I’m probably going to ditch my fitness tracker within the next six months. Maybe this is a 40 thing, but I’ve been examining why I use “smart” things I do and if they’re worth it. I was super early on Amazon Echo, pre-ordering the first model, and we ditched it a couple years ago. We were using it for a kitchen timer and a music speaker and nothing else, but it was listening to everything we said. That’s sort of an awful trade.
Lately, I’ve been thinking about my Fitbit. It’s annoying. I wear it all the time, but I have to charge it twice, three times a week. It always starts doing something I don’t want it to when I shower. If I run in sleeves, the sleeves cause it to stop tracking my run and do all kinds of things that aren’t tracking my run. I’ve been putting up with these minor annoyances for quite a while, and now I’m asking myself why. Let’s run down why I started using it to begin with, and see if those reasons are valid.
The reason I got any non-dumb watch was to track my runs with a GPS. Several years ago, I wanted to know how far I was going, how long it took me to get there, and what my heart rate was. I was a less experienced runner, and I thought these things would help me train.
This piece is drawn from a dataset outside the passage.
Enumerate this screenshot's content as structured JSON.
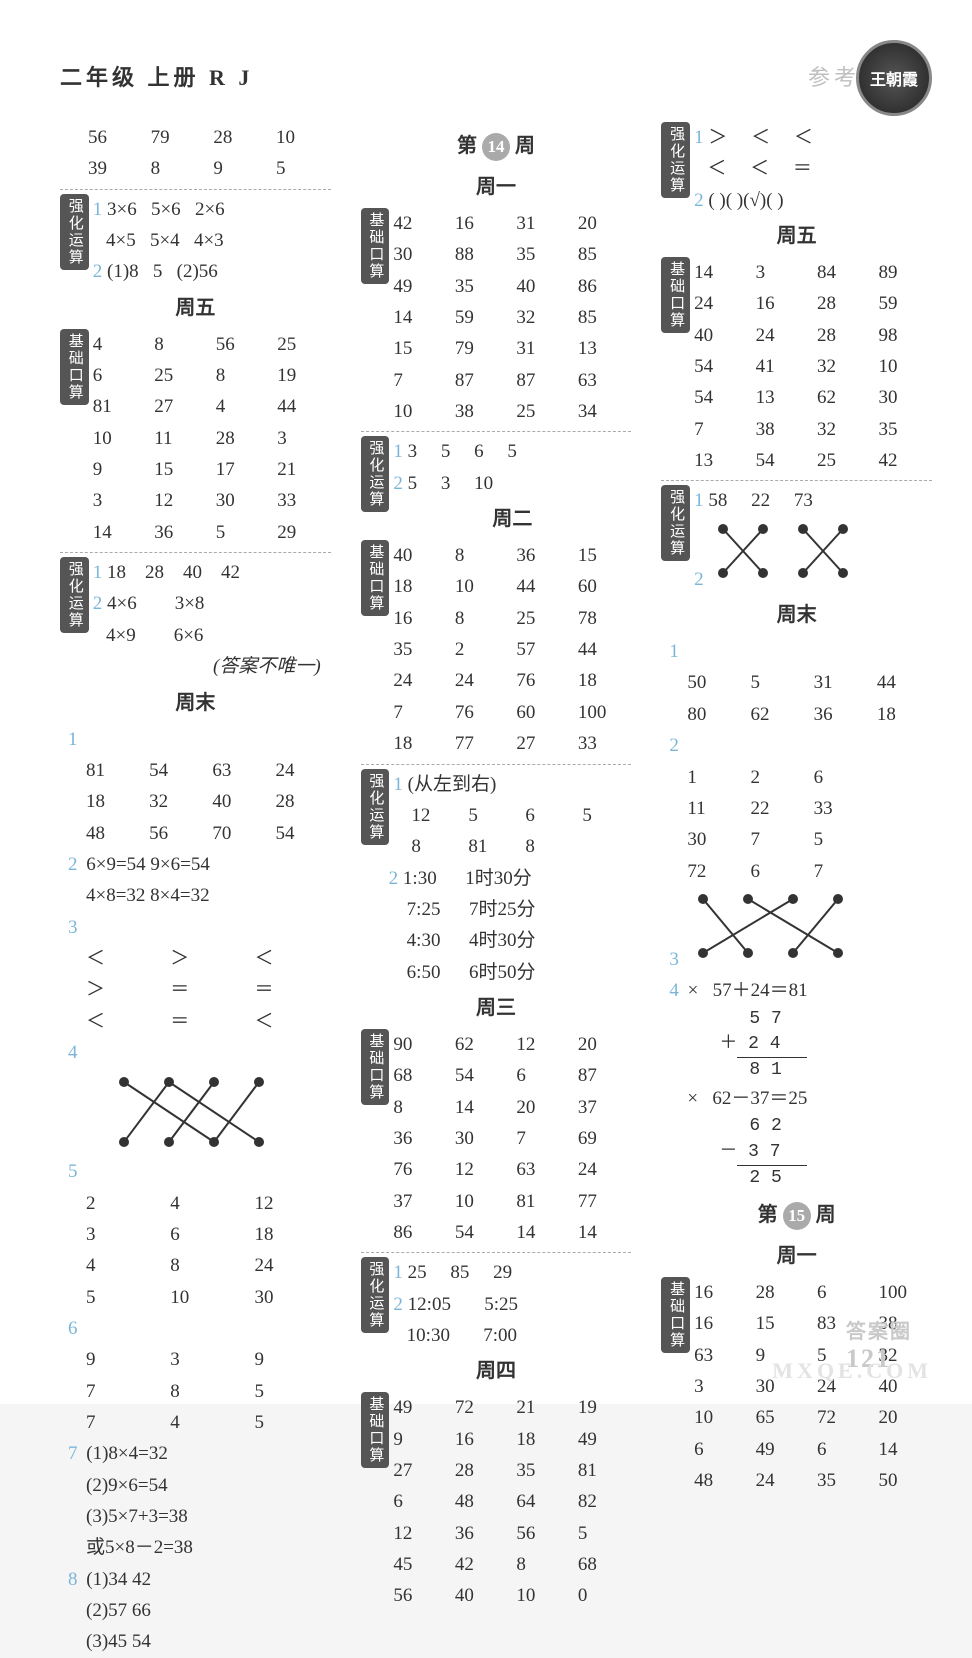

And they did. But nowadays, if I run, I know where I’m going and I have other tools to map distance. I could know how long it took without a GPS. And the heart rate is nothing I really use. I’d lose some interesting stats like number of steps and elevation and whatnot, but that’s not really helpful. I don’t need to wear a fitness tracker every day to track runs anyway. I could do that with a running watch, or just my phone.
The next use was tracking my steps. This is something I started doing after I got my first running watch, but not the reason I got one. Tracking my steps helped me stay active in that first year of the pandemic, and it helped me start losing weight. Today, if I don’t hit my step goal, I don’t really care. I know I’m going to have days where I’m more active and days when I’m less active. Missing my step goal isn’t the end of my world, and I make no effort to hit it. I could replace this with some sort of exercise calendar.
I’ve used my Fitbit to check out my daily fitness stats, like heart rate and sleep and stress. These are all useless. Looking at them has done literally nothing for me. I look at this stuff maybe once a month. I don’t really need this.
Now that I type this all out, I can say that I need to know what time it is, and I’d like to be able to track my runs, and that’s about it. Both of these things could be done with my phone, and both could be done with a running watch that I don’t wear and charge and wash and sleep with everyday. I thought I’d enjoy some of the social aspects of having friends on Fitbit but that never coalesced. I can stop feeding all my daily PHI to Google.